Note: In deductive reasoning, one begins with a universal generalization, and proceeds to validate a particular instance.

- Contrast with Inductive reasoning
 

Francis Bacon (1561-1626): Novum Organum
- Provided new perspective on knowledge:
- Knowledge of what, what for, and how?

- Seek knowledge of works, not words
- (Read the book of Nature)

- Knowledge for Human Enlightenment and Power

- Experimenta lucifera: seek "light"
- Experimenta fruictifera: seek "fruit",

(Note: pure vs applied distinction)

- Seek knowledge to command Nature into action, rather than to overcome an opponent in argument Knowledge for gaining power over Nature, to improve the "estate of man [sic]"on earth

New Methods for Science
- How should we seek knowledge?
- start from observation of particulars and proceed to the general (Form)
- follow the Inductive method

- Criticism of Aristotelian Deductive method:
- In proceeding from general propositions to particulars, the entire superstructure may fall if based on faulty generalization(s)

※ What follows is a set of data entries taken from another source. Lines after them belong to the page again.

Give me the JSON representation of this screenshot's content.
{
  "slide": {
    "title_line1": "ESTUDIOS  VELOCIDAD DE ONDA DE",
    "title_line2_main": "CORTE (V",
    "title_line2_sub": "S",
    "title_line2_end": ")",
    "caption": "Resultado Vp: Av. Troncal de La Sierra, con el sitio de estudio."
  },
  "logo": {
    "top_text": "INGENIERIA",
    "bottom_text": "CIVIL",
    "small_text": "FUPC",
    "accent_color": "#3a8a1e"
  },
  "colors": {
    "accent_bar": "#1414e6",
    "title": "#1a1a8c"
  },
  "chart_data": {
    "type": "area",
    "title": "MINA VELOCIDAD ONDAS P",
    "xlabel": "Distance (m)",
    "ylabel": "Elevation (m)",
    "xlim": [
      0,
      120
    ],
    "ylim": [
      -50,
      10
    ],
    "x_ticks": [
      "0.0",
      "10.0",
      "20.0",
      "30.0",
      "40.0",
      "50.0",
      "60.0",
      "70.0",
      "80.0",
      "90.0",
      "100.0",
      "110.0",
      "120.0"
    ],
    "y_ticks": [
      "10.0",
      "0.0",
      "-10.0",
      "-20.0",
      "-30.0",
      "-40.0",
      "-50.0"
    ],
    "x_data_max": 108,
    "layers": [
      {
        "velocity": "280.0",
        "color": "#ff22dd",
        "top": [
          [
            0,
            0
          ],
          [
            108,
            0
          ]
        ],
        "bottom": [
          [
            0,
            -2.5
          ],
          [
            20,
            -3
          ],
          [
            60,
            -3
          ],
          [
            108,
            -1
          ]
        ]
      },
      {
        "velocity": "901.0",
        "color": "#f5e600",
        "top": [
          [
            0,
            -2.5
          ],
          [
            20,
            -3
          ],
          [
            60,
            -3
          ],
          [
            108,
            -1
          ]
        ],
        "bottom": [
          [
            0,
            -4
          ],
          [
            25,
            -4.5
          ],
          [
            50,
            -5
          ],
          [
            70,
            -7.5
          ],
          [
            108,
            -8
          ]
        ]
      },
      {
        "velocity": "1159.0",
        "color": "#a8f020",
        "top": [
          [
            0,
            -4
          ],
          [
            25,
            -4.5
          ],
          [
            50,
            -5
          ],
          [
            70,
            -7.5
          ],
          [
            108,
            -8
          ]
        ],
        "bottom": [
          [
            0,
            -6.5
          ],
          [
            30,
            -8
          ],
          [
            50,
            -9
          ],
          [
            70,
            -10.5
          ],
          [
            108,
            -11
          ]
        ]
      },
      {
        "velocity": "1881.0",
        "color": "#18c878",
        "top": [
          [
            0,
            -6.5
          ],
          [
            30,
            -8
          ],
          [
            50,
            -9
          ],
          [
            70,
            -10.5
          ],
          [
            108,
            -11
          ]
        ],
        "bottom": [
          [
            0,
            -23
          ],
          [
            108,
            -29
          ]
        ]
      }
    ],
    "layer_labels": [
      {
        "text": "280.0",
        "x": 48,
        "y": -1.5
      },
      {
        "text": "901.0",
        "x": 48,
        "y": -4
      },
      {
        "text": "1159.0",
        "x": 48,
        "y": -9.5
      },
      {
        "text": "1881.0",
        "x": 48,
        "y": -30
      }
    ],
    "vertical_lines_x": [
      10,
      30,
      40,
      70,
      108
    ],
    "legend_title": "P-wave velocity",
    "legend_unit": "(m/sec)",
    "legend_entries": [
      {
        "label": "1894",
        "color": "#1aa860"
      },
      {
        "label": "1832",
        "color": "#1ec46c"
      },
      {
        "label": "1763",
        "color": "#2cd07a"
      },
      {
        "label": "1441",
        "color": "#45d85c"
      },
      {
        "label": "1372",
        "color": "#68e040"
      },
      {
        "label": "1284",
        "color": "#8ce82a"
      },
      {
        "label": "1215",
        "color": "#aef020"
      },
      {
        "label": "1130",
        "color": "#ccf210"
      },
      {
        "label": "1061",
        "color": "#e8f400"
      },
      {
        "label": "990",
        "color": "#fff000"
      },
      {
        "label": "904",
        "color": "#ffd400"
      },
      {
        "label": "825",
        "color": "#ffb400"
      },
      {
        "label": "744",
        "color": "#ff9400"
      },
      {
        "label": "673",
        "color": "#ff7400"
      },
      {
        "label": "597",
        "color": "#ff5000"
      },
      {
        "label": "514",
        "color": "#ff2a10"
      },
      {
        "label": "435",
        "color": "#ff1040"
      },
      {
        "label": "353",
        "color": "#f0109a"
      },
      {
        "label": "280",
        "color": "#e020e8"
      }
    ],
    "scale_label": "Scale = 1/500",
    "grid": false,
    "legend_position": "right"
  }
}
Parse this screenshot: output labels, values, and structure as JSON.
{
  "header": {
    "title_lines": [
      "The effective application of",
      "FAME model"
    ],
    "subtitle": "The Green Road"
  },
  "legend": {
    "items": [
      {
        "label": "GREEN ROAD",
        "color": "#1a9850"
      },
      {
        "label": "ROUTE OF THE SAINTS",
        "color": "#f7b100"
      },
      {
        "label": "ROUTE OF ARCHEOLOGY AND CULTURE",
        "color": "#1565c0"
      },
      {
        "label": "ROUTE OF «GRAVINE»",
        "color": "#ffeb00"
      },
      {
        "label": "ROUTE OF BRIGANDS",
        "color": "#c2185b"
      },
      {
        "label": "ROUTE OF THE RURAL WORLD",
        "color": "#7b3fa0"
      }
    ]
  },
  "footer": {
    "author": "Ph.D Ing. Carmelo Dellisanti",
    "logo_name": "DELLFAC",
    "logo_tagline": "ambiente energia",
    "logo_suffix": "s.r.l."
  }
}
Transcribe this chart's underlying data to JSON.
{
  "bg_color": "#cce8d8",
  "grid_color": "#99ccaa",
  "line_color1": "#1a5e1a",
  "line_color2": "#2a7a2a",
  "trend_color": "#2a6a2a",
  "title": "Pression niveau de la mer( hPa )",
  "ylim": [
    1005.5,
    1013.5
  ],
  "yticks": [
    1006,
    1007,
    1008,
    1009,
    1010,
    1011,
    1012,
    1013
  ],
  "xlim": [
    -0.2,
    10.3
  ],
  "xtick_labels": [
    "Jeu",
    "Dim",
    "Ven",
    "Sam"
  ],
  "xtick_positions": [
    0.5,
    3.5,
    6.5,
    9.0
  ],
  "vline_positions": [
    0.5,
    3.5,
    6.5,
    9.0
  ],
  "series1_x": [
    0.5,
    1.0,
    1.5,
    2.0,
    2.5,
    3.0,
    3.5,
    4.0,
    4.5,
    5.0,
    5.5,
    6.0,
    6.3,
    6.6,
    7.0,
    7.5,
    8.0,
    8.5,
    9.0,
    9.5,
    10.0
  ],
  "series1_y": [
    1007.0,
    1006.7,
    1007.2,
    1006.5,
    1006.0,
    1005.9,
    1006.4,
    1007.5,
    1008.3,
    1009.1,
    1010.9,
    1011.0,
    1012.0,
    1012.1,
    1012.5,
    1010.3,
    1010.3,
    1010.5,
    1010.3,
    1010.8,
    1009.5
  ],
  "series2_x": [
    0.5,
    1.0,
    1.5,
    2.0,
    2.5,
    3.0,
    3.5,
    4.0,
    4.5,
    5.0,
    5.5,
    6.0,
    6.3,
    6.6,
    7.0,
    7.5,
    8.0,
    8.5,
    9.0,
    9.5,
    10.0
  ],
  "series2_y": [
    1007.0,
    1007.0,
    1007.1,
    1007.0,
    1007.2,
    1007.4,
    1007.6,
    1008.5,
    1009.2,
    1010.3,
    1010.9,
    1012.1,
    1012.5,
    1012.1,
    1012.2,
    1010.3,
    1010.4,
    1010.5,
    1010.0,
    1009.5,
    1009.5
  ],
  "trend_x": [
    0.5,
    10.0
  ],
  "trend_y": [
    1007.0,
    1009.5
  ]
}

- Proposed science as continuing, organized, cooperative, publicly funded accumulation of facts for the well-being of humanity

- Identified various types of errors and faulty presuppositions which he called the "Idols"
 
 

John Locke (1643-1704)
Empiricism: a theory of knowledge that it is through the senses that knowledge is acquired and also its method of verification.

Tabula Rasa: Theory of knowledge (part of empiricism) that we are born like blank slates or empty vessels to be written upon or filled by experience.

Hume took empiricism to an extreme reducing the power of science to habit

Immanual Kant (1724-1804)
Rationalism: a theory of knowledge that states that knowledge comes from the correct use of reason, reasoning is also the method of the verification of knowledge.

He suggested the Categories of knowledge of experience exist a priori to enable us to have any experience. We have something like innate ideas, or rather processes and templates that enable use to know the world. E.g., one, many = totality / Dialectics

Kant attempted to return science to power by having empiricism with a rational foundation.